云われてみればそれもそうだが、そんなことは割とどうでも良い。俺はスザクにはバレないようにだけ気を配っていたから、他から見たら判りやすいのかも知れないから。それよりも。


「違う。遠慮の方だ」
「ああ……。それこそ簡単だ」
「何……」
「私がセンパイを好きで、いつも見ているからですよ」
「……ハ、?」


急な話の展開に、一瞬頭が空っぽになった。
こくはく、というものには慣れているつもりなのだが、こんな展開は初めてだ。スザクの指摘通り、俺には信奉者は多かったが、逆に俺のような奴に興味のない者はとことん興味を示さない。ジノは単に友人として興味があるだけで、そういう意味ではないと思い込んでいた。

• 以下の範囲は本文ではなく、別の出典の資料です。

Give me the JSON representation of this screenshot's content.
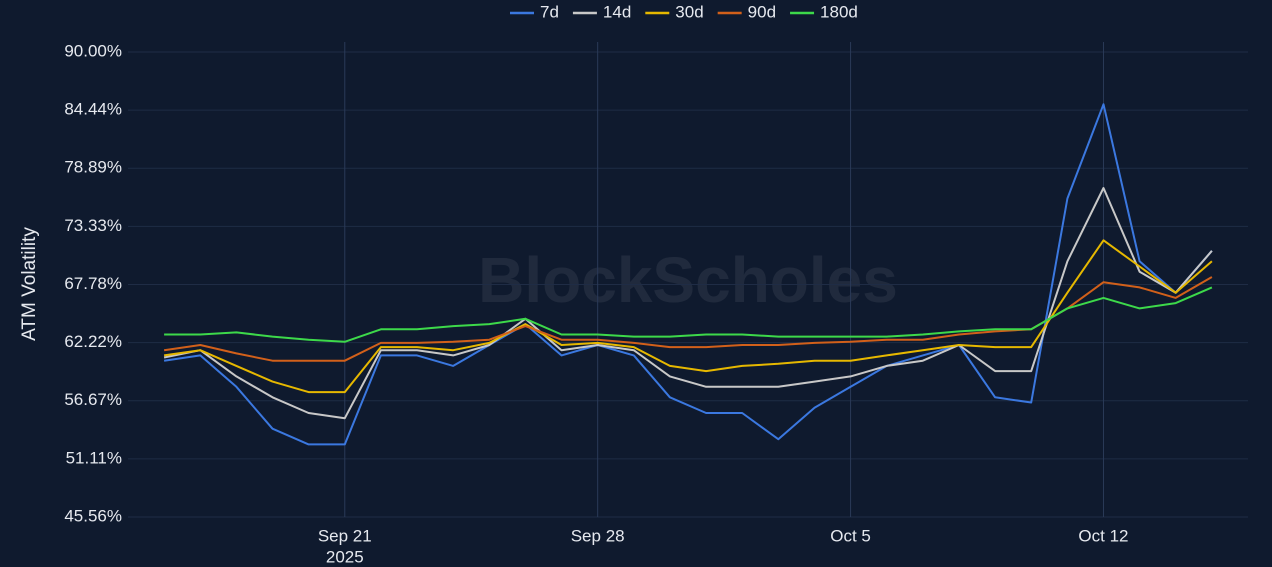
{
  "chart_data": {
    "type": "line",
    "y_label": "ATM Volatility",
    "watermark": "BlockScholes",
    "x": [
      "2025-09-16",
      "2025-09-17",
      "2025-09-18",
      "2025-09-19",
      "2025-09-20",
      "2025-09-21",
      "2025-09-22",
      "2025-09-23",
      "2025-09-24",
      "2025-09-25",
      "2025-09-26",
      "2025-09-27",
      "2025-09-28",
      "2025-09-29",
      "2025-09-30",
      "2025-10-01",
      "2025-10-02",
      "2025-10-03",
      "2025-10-04",
      "2025-10-05",
      "2025-10-06",
      "2025-10-07",
      "2025-10-08",
      "2025-10-09",
      "2025-10-10",
      "2025-10-11",
      "2025-10-12",
      "2025-10-13",
      "2025-10-14",
      "2025-10-15"
    ],
    "series": [
      {
        "name": "7d",
        "color": "#3b78e0",
        "values": [
          60.5,
          61,
          58,
          54,
          52.5,
          52.5,
          61,
          61,
          60,
          62,
          64,
          61,
          62,
          61,
          57,
          55.5,
          55.5,
          53,
          56,
          58,
          60,
          61,
          62,
          57,
          56.5,
          76,
          85,
          70,
          67,
          71
        ]
      },
      {
        "name": "14d",
        "color": "#c8c8c8",
        "values": [
          60.8,
          61.5,
          59,
          57,
          55.5,
          55,
          61.5,
          61.5,
          61,
          62,
          64.5,
          61.5,
          62,
          61.5,
          59,
          58,
          58,
          58,
          58.5,
          59,
          60,
          60.5,
          62,
          59.5,
          59.5,
          70,
          77,
          69,
          67,
          71
        ]
      },
      {
        "name": "30d",
        "color": "#e6b800",
        "values": [
          61,
          61.5,
          60,
          58.5,
          57.5,
          57.5,
          61.8,
          61.8,
          61.5,
          62.2,
          64,
          62,
          62.2,
          61.8,
          60,
          59.5,
          60,
          60.2,
          60.5,
          60.5,
          61,
          61.5,
          62,
          61.8,
          61.8,
          67,
          72,
          69.5,
          67,
          70
        ]
      },
      {
        "name": "90d",
        "color": "#d2601a",
        "values": [
          61.5,
          62,
          61.2,
          60.5,
          60.5,
          60.5,
          62.2,
          62.2,
          62.3,
          62.5,
          63.8,
          62.5,
          62.5,
          62.2,
          61.8,
          61.8,
          62,
          62,
          62.2,
          62.3,
          62.5,
          62.5,
          63,
          63.3,
          63.5,
          65.5,
          68,
          67.5,
          66.5,
          68.5
        ]
      },
      {
        "name": "180d",
        "color": "#3dd94a",
        "values": [
          63,
          63,
          63.2,
          62.8,
          62.5,
          62.3,
          63.5,
          63.5,
          63.8,
          64,
          64.5,
          63,
          63,
          62.8,
          62.8,
          63,
          63,
          62.8,
          62.8,
          62.8,
          62.8,
          63,
          63.3,
          63.5,
          63.5,
          65.5,
          66.5,
          65.5,
          66,
          67.5
        ]
      }
    ],
    "xlim": [
      "2025-09-15",
      "2025-10-16"
    ],
    "xticks": [
      {
        "value": "2025-09-21",
        "label": "Sep 21"
      },
      {
        "value": "2025-09-28",
        "label": "Sep 28"
      },
      {
        "value": "2025-10-05",
        "label": "Oct 5"
      },
      {
        "value": "2025-10-12",
        "label": "Oct 12"
      }
    ],
    "xtick_sublabel": "2025",
    "ylim": [
      45.56,
      90
    ],
    "yticks": [
      {
        "value": 45.56,
        "label": "45.56%"
      },
      {
        "value": 51.11,
        "label": "51.11%"
      },
      {
        "value": 56.67,
        "label": "56.67%"
      },
      {
        "value": 62.22,
        "label": "62.22%"
      },
      {
        "value": 67.78,
        "label": "67.78%"
      },
      {
        "value": 73.33,
        "label": "73.33%"
      },
      {
        "value": 78.89,
        "label": "78.89%"
      },
      {
        "value": 84.44,
        "label": "84.44%"
      },
      {
        "value": 90,
        "label": "90.00%"
      }
    ],
    "grid": true
  }
}
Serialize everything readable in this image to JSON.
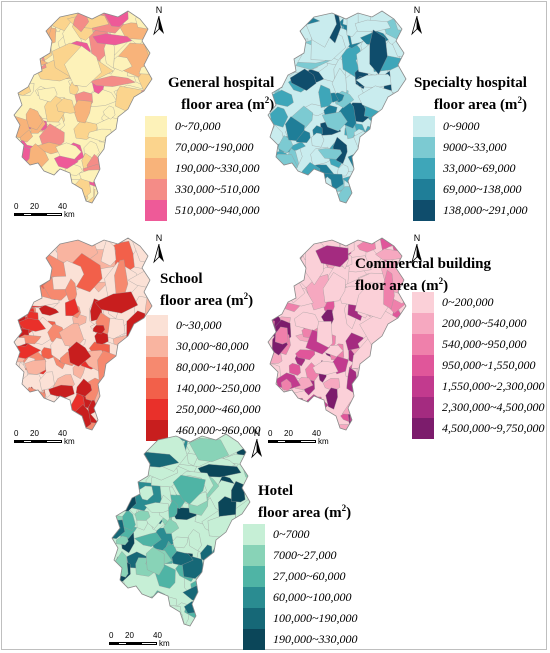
{
  "scale": {
    "t0": "0",
    "t1": "20",
    "t2": "40",
    "unit": "km"
  },
  "north": "N",
  "panels": [
    {
      "id": "general_hospital",
      "title_line1": "General hospital",
      "title_line2": "floor area (m",
      "sup": "2",
      "title_end": ")",
      "legend": [
        {
          "label": "0~70,000",
          "color": "#fdf2b9"
        },
        {
          "label": "70,000~190,000",
          "color": "#fbd48d"
        },
        {
          "label": "190,000~330,000",
          "color": "#f8b37a"
        },
        {
          "label": "330,000~510,000",
          "color": "#f48c87"
        },
        {
          "label": "510,000~940,000",
          "color": "#ee5a98"
        }
      ]
    },
    {
      "id": "specialty_hospital",
      "title_line1": "Specialty hospital",
      "title_line2": "floor area (m",
      "sup": "2",
      "title_end": ")",
      "legend": [
        {
          "label": "0~9000",
          "color": "#c9ecee"
        },
        {
          "label": "9000~33,000",
          "color": "#7ccad2"
        },
        {
          "label": "33,000~69,000",
          "color": "#3ea6b9"
        },
        {
          "label": "69,000~138,000",
          "color": "#1f7e98"
        },
        {
          "label": "138,000~291,000",
          "color": "#0f4d6c"
        }
      ]
    },
    {
      "id": "school",
      "title_line1": "School",
      "title_line2": "floor area (m",
      "sup": "2",
      "title_end": ")",
      "legend": [
        {
          "label": "0~30,000",
          "color": "#fbe1d6"
        },
        {
          "label": "30,000~80,000",
          "color": "#f9b4a0"
        },
        {
          "label": "80,000~140,000",
          "color": "#f6896f"
        },
        {
          "label": "140,000~250,000",
          "color": "#f2604a"
        },
        {
          "label": "250,000~460,000",
          "color": "#e9302a"
        },
        {
          "label": "460,000~960,000",
          "color": "#c81e1e"
        }
      ]
    },
    {
      "id": "commercial",
      "title_line1": "Commercial building",
      "title_line2": "floor area (m",
      "sup": "2",
      "title_end": ")",
      "legend": [
        {
          "label": "0~200,000",
          "color": "#fbd0d8"
        },
        {
          "label": "200,000~540,000",
          "color": "#f6a8c0"
        },
        {
          "label": "540,000~950,000",
          "color": "#ef80ab"
        },
        {
          "label": "950,000~1,550,000",
          "color": "#e0569a"
        },
        {
          "label": "1,550,000~2,300,000",
          "color": "#c23a8e"
        },
        {
          "label": "2,300,000~4,500,000",
          "color": "#a42b80"
        },
        {
          "label": "4,500,000~9,750,000",
          "color": "#7c1c6c"
        }
      ]
    },
    {
      "id": "hotel",
      "title_line1": "Hotel",
      "title_line2": "floor area (m",
      "sup": "2",
      "title_end": ")",
      "legend": [
        {
          "label": "0~7000",
          "color": "#c6efd6"
        },
        {
          "label": "7000~27,000",
          "color": "#88d3b7"
        },
        {
          "label": "27,000~60,000",
          "color": "#4fb4a5"
        },
        {
          "label": "60,000~100,000",
          "color": "#2a8c91"
        },
        {
          "label": "100,000~190,000",
          "color": "#166877"
        },
        {
          "label": "190,000~330,000",
          "color": "#0b4659"
        }
      ]
    }
  ]
}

「気付かないんだろうなぁ。あんなにあからさまだったのに、鉄壁の防御が在るから、伝わらない」
「……何のことだ」
「判らないなら、余計です。賭けをしましょう。ちょっとだけ、動いてみません?」
「……どういうことだ?」
「知ってますよ、センパイの常套文句。『友達には手を出さない』」


知っているなら余計だ。交流関係の狭い俺が、ジノを友人の括りに入れているのは周囲には判りきったことだろう。


「……それがどうした」
「だから、そこを一歩踏み出しましょう。私と付き合ってください」
「は……?」
「センパイ今フリーじゃないけど、どうせそろそろ限界でしょう? なら私に乗り換えましょうよ。私はこの気持ちを賭けますから、センパイはご自由に」
「……勝敗は」
「センパイが、スザクを諦めたら私の勝ち。そしたら、スザクが文句垂れようが何しようが遠慮なくセンパイをかっ攫います。私と付き合って、それでもセンパイがスザクを好きで居続けて、スザクに告白したらセンパイの勝ちです。私はそれまで何があっても別れないし、周囲に宣言しまくるけど、センパイが勝ったら身を引きます」
「そんな……賭け、なんて」
「意味が無いって、云い切れます?今まで交流の少ない奴とばかり付き合ってたセンパイが私と付き合うというだけで、それは変化を呼ぶはずだ」
「……だが、それは俺に不利すぎないか」
「そうですか?」
「大体、そこでスザクに振られたら何の意味もないだろう」
「それ自体はセンパイ自身の賭けでしょう? ひとりになるのが寂しければ、別に私は、保険にしてもらっても構いませんけどね」
「……それは……」
「そこで私に悪いって思っちゃう時点で、センパイは今の方法に向いてませんよ」
「う、」
「私はこう見えても結構ズルい男なんですよ。センパイの弱みにつけ込んでるだけなんだから、気にしなくて大丈夫です」


ねぇだから。
―――私と賭けをしませんか、センパイ。